When you enable the SSL VPN blade in Checkpoint firewall:
You are automatically given a 30 day trial license for 10 users.
Start the SSL VPN Wizard:
-Configure your firewall access rules to permit SSL VPN traffic. The actual rules needed depend on your configuration.
-A rule allowing HTTPS (TCP/443) traffic is automatically added to the rule base as an Implied Rule.
-For easier end user access, it is recommended that the Security Gateway accept HTTP (TCP/80) traffic.SSL VPN requires access to DNS servers in most scenarios.
The SSL VPN Wizard enables you to easily configure remote access to your network, enabling users to access an internal site remotely. Alternatively, you can configure access to a Demo application.
Essentially, the Wizard guides you through the process of:
1. Creating a Web Application object
2. Creating a user group, selecting an existing user group, or selecting LDAP users or groups
3. Troubleshooting connectivity between the Security Gateway and the Web application
4. Creating an SSL VPN access rule that allows a user group to access the Web application
1. Creating a Web Application object
Configure a Web application that users will connect to remotely.
If you have an internal Web application, for example, an organizational intranet site or Microsoft Outlook Web Access, it is recommended to configure access to that site. Enter its URL and, optionally, a display name, which is how the application will appear in the portal, for example, Company Intranet.

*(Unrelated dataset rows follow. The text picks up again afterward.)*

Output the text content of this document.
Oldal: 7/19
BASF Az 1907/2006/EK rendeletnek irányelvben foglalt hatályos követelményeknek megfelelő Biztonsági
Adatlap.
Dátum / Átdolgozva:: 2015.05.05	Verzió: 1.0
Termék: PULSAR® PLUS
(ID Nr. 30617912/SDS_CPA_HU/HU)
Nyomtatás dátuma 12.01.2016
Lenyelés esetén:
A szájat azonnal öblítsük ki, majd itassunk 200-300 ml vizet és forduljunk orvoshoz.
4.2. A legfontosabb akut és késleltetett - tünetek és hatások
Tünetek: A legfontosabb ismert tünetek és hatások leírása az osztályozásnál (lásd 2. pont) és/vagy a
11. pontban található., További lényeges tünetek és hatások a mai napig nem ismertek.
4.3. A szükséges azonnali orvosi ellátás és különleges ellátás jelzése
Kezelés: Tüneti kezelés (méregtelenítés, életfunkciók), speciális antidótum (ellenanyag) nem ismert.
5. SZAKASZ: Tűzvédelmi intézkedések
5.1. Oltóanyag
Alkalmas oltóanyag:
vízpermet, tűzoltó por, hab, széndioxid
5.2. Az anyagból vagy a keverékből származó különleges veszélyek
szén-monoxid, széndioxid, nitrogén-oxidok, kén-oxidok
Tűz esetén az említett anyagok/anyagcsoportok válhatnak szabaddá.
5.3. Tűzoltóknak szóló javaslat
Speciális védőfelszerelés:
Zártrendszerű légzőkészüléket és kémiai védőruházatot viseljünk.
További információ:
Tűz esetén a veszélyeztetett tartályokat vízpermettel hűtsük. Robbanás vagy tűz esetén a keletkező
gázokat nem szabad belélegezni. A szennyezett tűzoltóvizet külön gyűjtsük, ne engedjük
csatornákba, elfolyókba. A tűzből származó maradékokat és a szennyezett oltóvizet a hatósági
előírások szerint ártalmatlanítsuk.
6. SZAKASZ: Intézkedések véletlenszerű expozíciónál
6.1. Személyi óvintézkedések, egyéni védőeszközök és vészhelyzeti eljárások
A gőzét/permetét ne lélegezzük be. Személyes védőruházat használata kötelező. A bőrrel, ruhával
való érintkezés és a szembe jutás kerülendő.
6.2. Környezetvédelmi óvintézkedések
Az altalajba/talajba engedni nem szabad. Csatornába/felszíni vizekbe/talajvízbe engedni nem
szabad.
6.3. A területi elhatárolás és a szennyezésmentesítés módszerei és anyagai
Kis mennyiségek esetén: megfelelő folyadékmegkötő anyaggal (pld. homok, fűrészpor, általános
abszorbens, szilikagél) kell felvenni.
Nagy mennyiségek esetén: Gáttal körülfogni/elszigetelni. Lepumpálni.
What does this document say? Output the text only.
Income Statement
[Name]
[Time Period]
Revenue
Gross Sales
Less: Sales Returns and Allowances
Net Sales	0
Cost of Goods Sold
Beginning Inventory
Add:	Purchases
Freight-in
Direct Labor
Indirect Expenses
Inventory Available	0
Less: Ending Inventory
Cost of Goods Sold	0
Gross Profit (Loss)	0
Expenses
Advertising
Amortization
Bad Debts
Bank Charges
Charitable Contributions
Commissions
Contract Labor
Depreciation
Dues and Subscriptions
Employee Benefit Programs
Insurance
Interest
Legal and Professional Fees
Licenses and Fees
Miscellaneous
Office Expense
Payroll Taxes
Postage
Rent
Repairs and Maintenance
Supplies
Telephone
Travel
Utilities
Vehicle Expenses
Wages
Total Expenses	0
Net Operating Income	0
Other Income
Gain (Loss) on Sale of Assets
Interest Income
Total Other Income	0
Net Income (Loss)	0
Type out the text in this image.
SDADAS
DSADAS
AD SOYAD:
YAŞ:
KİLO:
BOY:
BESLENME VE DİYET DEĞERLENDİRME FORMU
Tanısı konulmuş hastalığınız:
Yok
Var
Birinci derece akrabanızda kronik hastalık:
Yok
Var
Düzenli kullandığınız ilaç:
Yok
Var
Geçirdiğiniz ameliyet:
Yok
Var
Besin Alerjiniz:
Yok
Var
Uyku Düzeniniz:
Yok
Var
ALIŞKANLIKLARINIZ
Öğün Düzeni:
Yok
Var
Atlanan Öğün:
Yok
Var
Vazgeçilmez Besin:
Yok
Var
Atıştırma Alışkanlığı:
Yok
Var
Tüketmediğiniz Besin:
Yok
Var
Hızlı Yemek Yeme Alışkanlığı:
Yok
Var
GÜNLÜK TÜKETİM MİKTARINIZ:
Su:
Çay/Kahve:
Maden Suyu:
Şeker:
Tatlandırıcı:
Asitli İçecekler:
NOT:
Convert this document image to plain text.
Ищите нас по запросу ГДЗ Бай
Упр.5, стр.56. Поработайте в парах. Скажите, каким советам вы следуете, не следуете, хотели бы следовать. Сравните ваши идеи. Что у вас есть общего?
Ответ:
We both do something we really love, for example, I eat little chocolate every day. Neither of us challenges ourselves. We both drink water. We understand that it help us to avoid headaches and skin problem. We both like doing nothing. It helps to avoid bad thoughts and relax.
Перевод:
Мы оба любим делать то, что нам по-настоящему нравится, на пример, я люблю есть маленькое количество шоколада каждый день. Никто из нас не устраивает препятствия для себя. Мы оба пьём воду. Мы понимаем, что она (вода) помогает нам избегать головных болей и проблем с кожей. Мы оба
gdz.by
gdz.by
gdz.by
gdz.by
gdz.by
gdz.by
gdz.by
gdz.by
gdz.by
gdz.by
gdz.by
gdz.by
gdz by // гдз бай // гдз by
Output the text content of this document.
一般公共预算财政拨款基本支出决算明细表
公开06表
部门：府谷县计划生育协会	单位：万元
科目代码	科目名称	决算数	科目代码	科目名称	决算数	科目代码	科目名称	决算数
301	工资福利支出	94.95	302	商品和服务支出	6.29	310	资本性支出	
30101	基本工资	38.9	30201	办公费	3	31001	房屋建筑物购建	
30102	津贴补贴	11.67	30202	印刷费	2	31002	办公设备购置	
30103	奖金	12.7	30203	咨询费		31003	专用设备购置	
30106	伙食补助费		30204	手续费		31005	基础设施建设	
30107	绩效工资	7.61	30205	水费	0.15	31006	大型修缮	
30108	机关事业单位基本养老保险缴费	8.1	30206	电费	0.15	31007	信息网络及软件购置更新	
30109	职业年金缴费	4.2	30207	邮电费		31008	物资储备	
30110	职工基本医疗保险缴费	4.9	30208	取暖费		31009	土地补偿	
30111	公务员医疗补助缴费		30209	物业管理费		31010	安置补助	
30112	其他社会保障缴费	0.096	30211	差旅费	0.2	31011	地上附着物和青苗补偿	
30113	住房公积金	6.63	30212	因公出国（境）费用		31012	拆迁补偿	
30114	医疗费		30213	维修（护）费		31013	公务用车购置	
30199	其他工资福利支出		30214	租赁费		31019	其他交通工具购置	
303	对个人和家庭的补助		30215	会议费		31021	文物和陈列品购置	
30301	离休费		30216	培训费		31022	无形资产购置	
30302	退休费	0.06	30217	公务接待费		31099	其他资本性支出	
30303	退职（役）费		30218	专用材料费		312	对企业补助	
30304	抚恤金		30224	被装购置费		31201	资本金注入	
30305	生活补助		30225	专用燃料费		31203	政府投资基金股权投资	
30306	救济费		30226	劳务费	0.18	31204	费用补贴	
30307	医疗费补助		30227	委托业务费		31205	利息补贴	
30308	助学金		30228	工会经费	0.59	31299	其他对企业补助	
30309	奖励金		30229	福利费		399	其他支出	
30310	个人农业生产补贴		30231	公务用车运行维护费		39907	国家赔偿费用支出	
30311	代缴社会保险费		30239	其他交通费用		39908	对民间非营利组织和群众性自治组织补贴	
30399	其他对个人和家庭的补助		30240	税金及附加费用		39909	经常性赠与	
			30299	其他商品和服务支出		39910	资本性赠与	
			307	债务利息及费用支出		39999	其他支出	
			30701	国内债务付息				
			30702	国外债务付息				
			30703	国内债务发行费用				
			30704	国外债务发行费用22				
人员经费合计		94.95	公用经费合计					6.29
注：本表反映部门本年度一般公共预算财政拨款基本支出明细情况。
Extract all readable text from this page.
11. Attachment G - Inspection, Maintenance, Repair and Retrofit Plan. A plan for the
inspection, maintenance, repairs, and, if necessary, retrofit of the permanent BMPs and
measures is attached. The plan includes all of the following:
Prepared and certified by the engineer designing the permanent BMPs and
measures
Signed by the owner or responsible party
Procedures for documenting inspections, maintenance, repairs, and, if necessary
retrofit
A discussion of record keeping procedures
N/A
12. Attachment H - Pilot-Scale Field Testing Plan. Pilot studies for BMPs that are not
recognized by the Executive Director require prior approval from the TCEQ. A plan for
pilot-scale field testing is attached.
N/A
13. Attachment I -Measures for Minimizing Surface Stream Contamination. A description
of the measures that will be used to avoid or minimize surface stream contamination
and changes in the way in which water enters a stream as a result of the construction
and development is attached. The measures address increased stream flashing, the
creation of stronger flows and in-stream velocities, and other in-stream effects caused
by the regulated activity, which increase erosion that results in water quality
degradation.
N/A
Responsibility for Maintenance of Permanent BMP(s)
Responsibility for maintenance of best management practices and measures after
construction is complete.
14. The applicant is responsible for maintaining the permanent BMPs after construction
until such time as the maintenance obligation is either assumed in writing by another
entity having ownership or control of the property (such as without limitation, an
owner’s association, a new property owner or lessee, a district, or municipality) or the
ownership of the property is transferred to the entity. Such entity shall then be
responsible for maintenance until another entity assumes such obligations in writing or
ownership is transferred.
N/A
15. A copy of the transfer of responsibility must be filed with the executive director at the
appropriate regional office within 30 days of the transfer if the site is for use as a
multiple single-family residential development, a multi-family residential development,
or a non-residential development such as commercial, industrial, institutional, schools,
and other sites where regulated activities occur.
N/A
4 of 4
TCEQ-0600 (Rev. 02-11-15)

After entering the details, you can Test connectivity between the gateway and your internal application. If the gateway cannot reach the Web application, the Wizard will list steps that you can take to enable connectivity. You can automatically accept the suggestions, making troubleshooting quick and easy. You can also choose to configure the DNS and proxy settings manually.
If you do not have an internal site, select the Demo application. The Demo application does not need any further details or connectivity tests.
2. Configure Authorized Users
Configure the user or user groups that are allowed to access the Web applications that you configured in Step 1.
Make a selection to choose which users or groups can access the configured application:
-Test user- Create a test user by entering credentials of an internal user who will be allowed to access the application.
-Users or groups from Active Directory AD.xxx.com – Define users and groups from the Active Directory that is already configured to work with your environment. This option only appears if the computer running the Wizard is a member of an Active Directory domain.
-Users or groups from other Active Directory domain – Define a new Active Directory and an account that will validate user login
Configuring Users or Groups from an Active Directory
If you selected one of the Active Directory options above, enter a User name and Password that the Security Gateway can use to gain access into the Active Directory and validate users’ credentials. You may want to create a user account for this specific purpose.
Note – SSL VPN does not support Microsoft Active Directory 2000.
A new page opens in which you specify which users from the AD are authorized to access the application. In
effect, you are creating a user group on the AD user gateway that you specify. Under Authorized Users select one of the following:
-Your user – allows access only to you with your AD credentials
-All users – allows access to all users defined in the Active Directory
-Specific user(s)/group(s) – manually enter AD users and user groups.
The SSL VPN Wizard is Complete
A summary tells you what you have accomplished using the First Time Wizard.
1. Click Finish to complete the Wizard.
2. Wait while the new objects are created.
3. Click OK on the Security Gateway Properties window. You must install the security policy on the Security Gateway in order for your changes to take effect.